Study reveals awfulness of Canadian investor immigration; income tax averages C$1,400 per millionaire
British Columbia ends up housing ten times more rich newcomers than Quebec – but Quebec gets ten times more of their ‘investment’ than BC
At last week’s “emergency meeting” on Vancouver housing affordability, local MLA David Eby struck a chord in his opening remarks.
“We have every reason to welcome immigration from China and all over the world; it’s what built British Columbia…but no matter what, extreme wealth should not put you at the front of the line for immigration,” said Eby, of the left-leaning NDP, to long applause.
Many Vancouverites, ethnically Chinese and non-so alike, understand on an instinctive level that selling permanent residency and passports is a Bad Idea. But I doubt many are aware of the precise awfulness of the Immigrant Investor Program (IIP) and the Quebec IIP that have brought tens of thousands of millionaire households to the city for the past 30 years.

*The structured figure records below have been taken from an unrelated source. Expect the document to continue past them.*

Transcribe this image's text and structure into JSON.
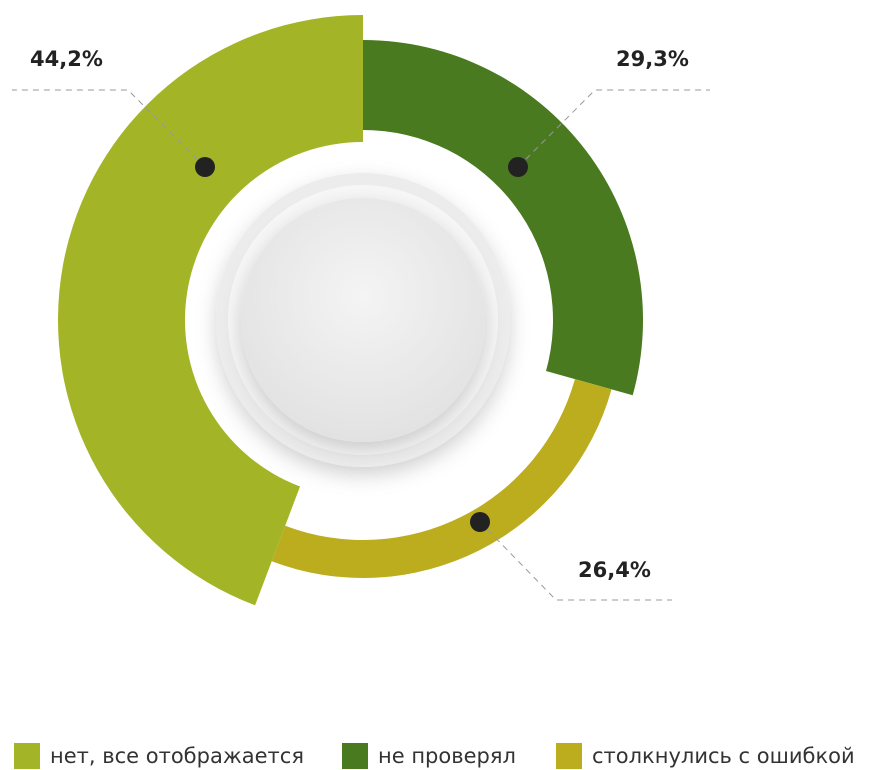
{
  "chart_data": {
    "type": "donut",
    "categories": [
      "нет, все отображается",
      "не проверял",
      "столкнулись с ошибкой"
    ],
    "values": [
      44.2,
      29.3,
      26.4
    ],
    "value_labels": [
      "44,2%",
      "29,3%",
      "26,4%"
    ],
    "colors": [
      "#a3b526",
      "#4a7a1f",
      "#bcad1f"
    ],
    "legend": "bottom"
  }
}
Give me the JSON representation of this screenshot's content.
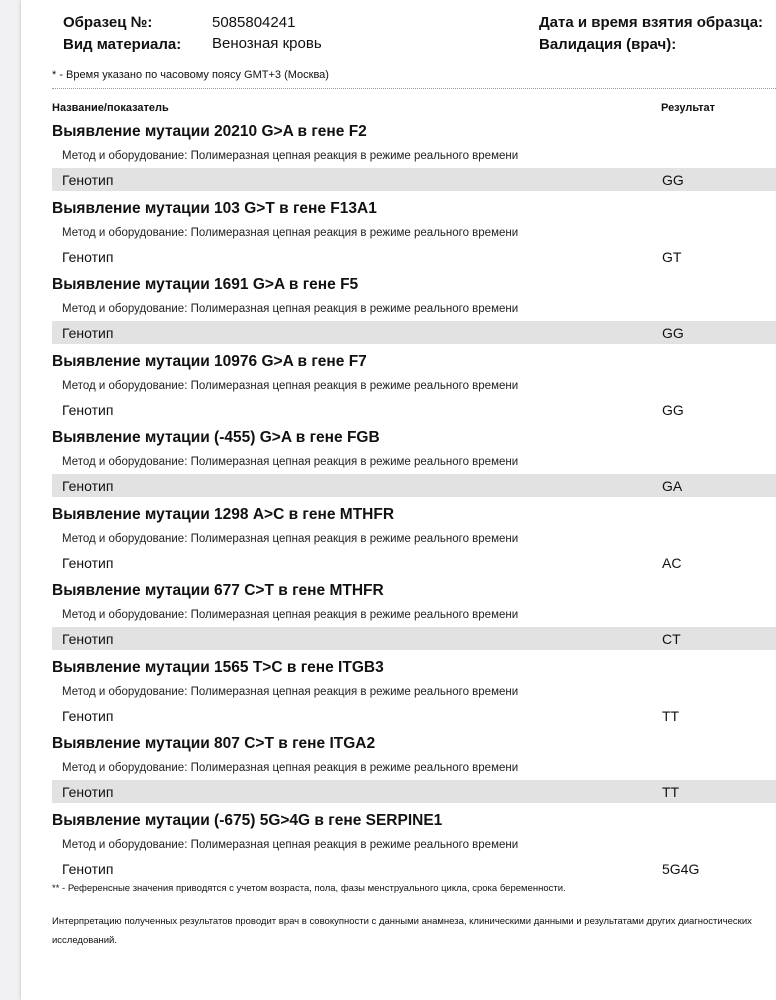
{
  "header": {
    "sample_label": "Образец №:",
    "sample_value": "5085804241",
    "material_label": "Вид материала:",
    "material_value": "Венозная кровь",
    "date_label": "Дата и время взятия образца:",
    "validation_label": "Валидация (врач):"
  },
  "timezone_note": "* - Время указано по часовому поясу GMT+3 (Москва)",
  "columns": {
    "name": "Название/показатель",
    "result": "Результат"
  },
  "method_text": "Метод и оборудование:  Полимеразная цепная реакция в режиме реального времени",
  "genotype_label": "Генотип",
  "tests": [
    {
      "title": "Выявление мутации 20210 G>A в гене F2",
      "result": "GG"
    },
    {
      "title": "Выявление мутации 103 G>T в гене F13A1",
      "result": "GT"
    },
    {
      "title": "Выявление мутации 1691 G>A в гене F5",
      "result": "GG"
    },
    {
      "title": "Выявление мутации 10976 G>A в гене F7",
      "result": "GG"
    },
    {
      "title": "Выявление мутации (-455) G>A в гене FGB",
      "result": "GA"
    },
    {
      "title": "Выявление мутации 1298 A>C в гене MTHFR",
      "result": "AC"
    },
    {
      "title": "Выявление мутации 677 C>T в гене MTHFR",
      "result": "CT"
    },
    {
      "title": "Выявление мутации 1565 T>C в гене ITGB3",
      "result": "TT"
    },
    {
      "title": "Выявление мутации 807 C>T в гене ITGA2",
      "result": "TT"
    },
    {
      "title": "Выявление мутации (-675) 5G>4G в гене SERPINE1",
      "result": "5G4G"
    }
  ],
  "footnote_reference": "** - Референсные значения приводятся с учетом возраста, пола, фазы менструального цикла, срока беременности.",
  "footnote_interpretation": "Интерпретацию полученных результатов проводит врач в совокупности с данными анамнеза, клиническими данными и результатами других диагностических исследований."
}
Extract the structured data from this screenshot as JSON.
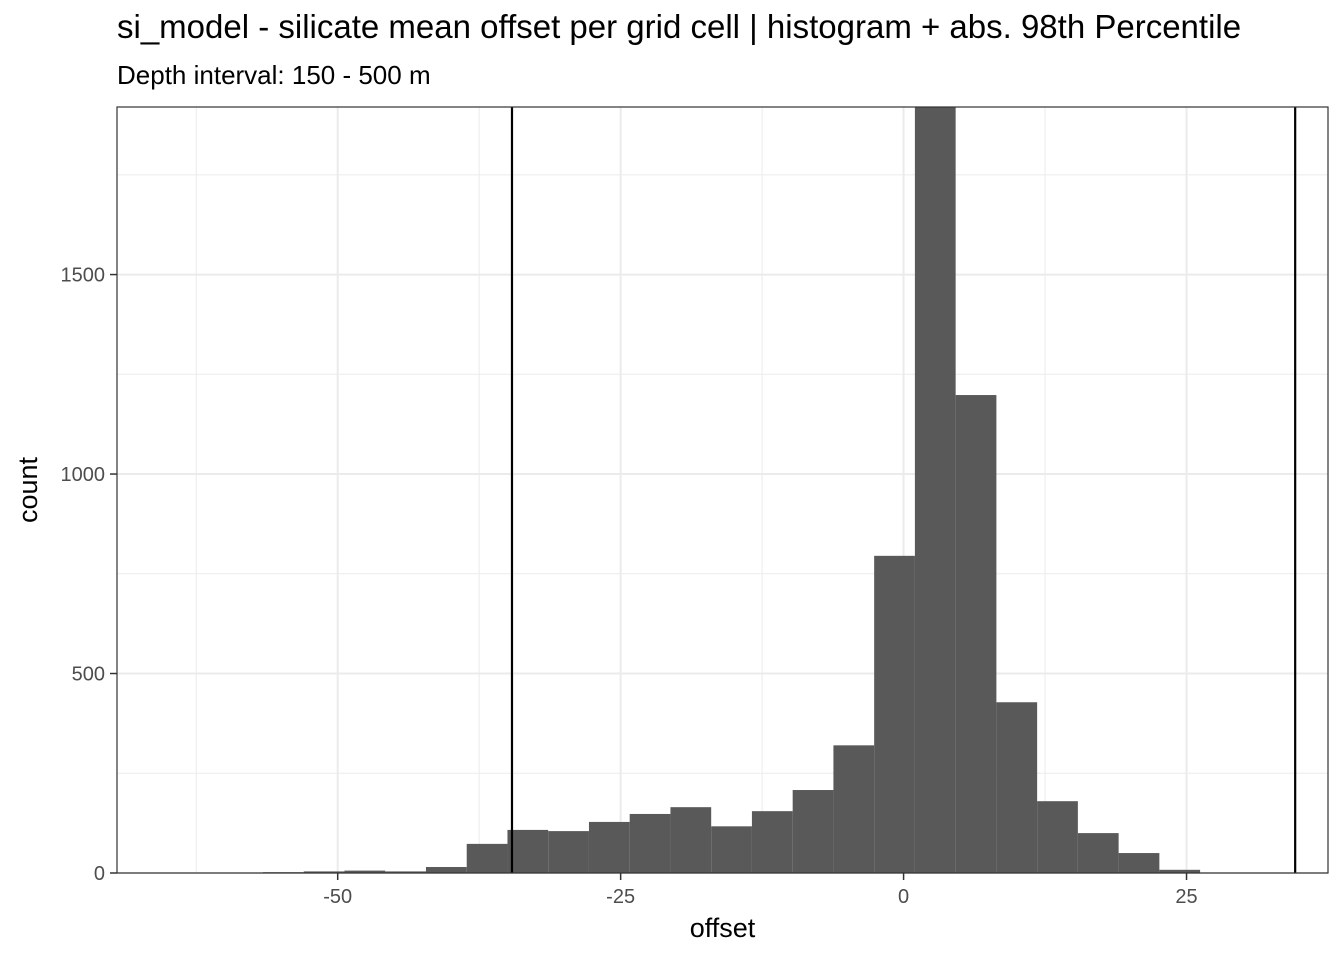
{
  "chart_data": {
    "type": "bar",
    "title": "si_model  -  silicate mean offset per grid cell | histogram + abs. 98th Percentile",
    "subtitle": "Depth interval: 150 - 500 m",
    "xlabel": "offset",
    "ylabel": "count",
    "xlim": [
      -69.5,
      37.5
    ],
    "ylim": [
      0,
      1920
    ],
    "x_ticks": [
      -50,
      -25,
      0,
      25
    ],
    "x_tick_labels": [
      "-50",
      "-25",
      "0",
      "25"
    ],
    "y_ticks": [
      0,
      500,
      1000,
      1500
    ],
    "y_tick_labels": [
      "0",
      "500",
      "1000",
      "1500"
    ],
    "grid": true,
    "bin_width": 3.6,
    "bins": [
      {
        "x0": -56.6,
        "x1": -53.0,
        "count": 2
      },
      {
        "x0": -53.0,
        "x1": -49.4,
        "count": 4
      },
      {
        "x0": -49.4,
        "x1": -45.8,
        "count": 6
      },
      {
        "x0": -45.8,
        "x1": -42.2,
        "count": 4
      },
      {
        "x0": -42.2,
        "x1": -38.6,
        "count": 15
      },
      {
        "x0": -38.6,
        "x1": -35.0,
        "count": 73
      },
      {
        "x0": -35.0,
        "x1": -31.4,
        "count": 108
      },
      {
        "x0": -31.4,
        "x1": -27.8,
        "count": 105
      },
      {
        "x0": -27.8,
        "x1": -24.2,
        "count": 128
      },
      {
        "x0": -24.2,
        "x1": -20.6,
        "count": 148
      },
      {
        "x0": -20.6,
        "x1": -17.0,
        "count": 165
      },
      {
        "x0": -17.0,
        "x1": -13.4,
        "count": 117
      },
      {
        "x0": -13.4,
        "x1": -9.8,
        "count": 155
      },
      {
        "x0": -9.8,
        "x1": -6.2,
        "count": 208
      },
      {
        "x0": -6.2,
        "x1": -2.6,
        "count": 320
      },
      {
        "x0": -2.6,
        "x1": 1.0,
        "count": 795
      },
      {
        "x0": 1.0,
        "x1": 4.6,
        "count": 1920
      },
      {
        "x0": 4.6,
        "x1": 8.2,
        "count": 1198
      },
      {
        "x0": 8.2,
        "x1": 11.8,
        "count": 428
      },
      {
        "x0": 11.8,
        "x1": 15.4,
        "count": 180
      },
      {
        "x0": 15.4,
        "x1": 19.0,
        "count": 100
      },
      {
        "x0": 19.0,
        "x1": 22.6,
        "count": 50
      },
      {
        "x0": 22.6,
        "x1": 26.2,
        "count": 8
      }
    ],
    "percentile_lines": [
      -34.6,
      34.6
    ],
    "colors": {
      "bar_fill": "#595959",
      "vline": "#000000",
      "grid": "#ebebeb",
      "panel_border": "#333333"
    }
  }
}
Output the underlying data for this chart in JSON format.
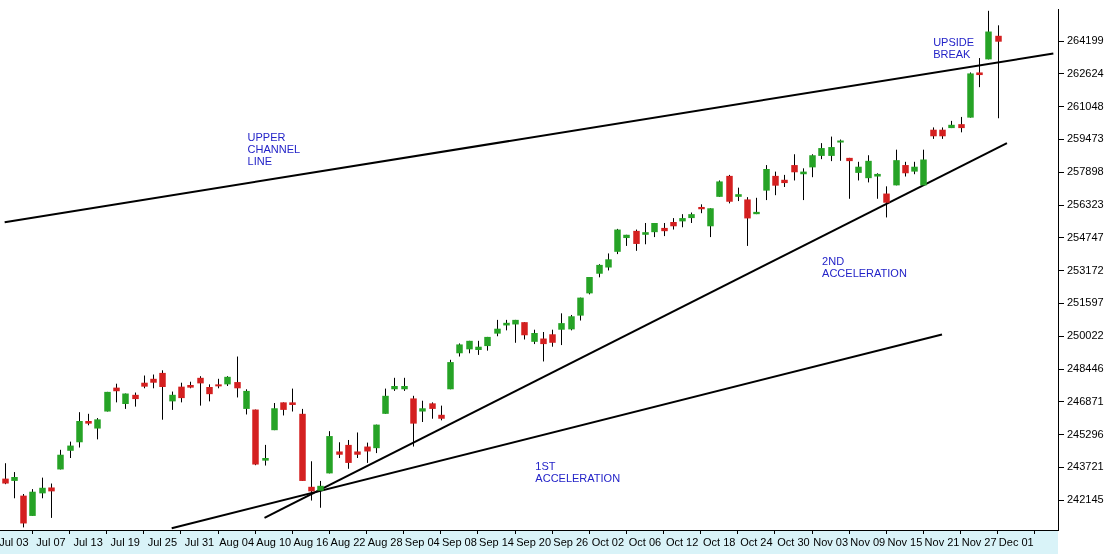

In so doing, these schemes have likely driven up real estate prices and unaffordability, research has found.
Yet other resultant economic activity is scant – in fact, investor migrants’ favourite “business” is real estate ownership.
That’s just one finding of a Federal government evaluation of the Chinese-dominated investor schemes, quietly published in October 2014. I can find no reference to the 103-page report in any media; two leading academics who have studied the schemes for years were unware of it before I forwarded it to them this week.
A skinny internal report on immigrant employment earnings, dating from 2012, gave a hint of what many suspected about the investor schemes, whose only real requirement of applicants was a willingness to hand over a pile of cash (latterly, C$800,000) as a five-year loan to Canada. But the latest data is depressingly comprehensive.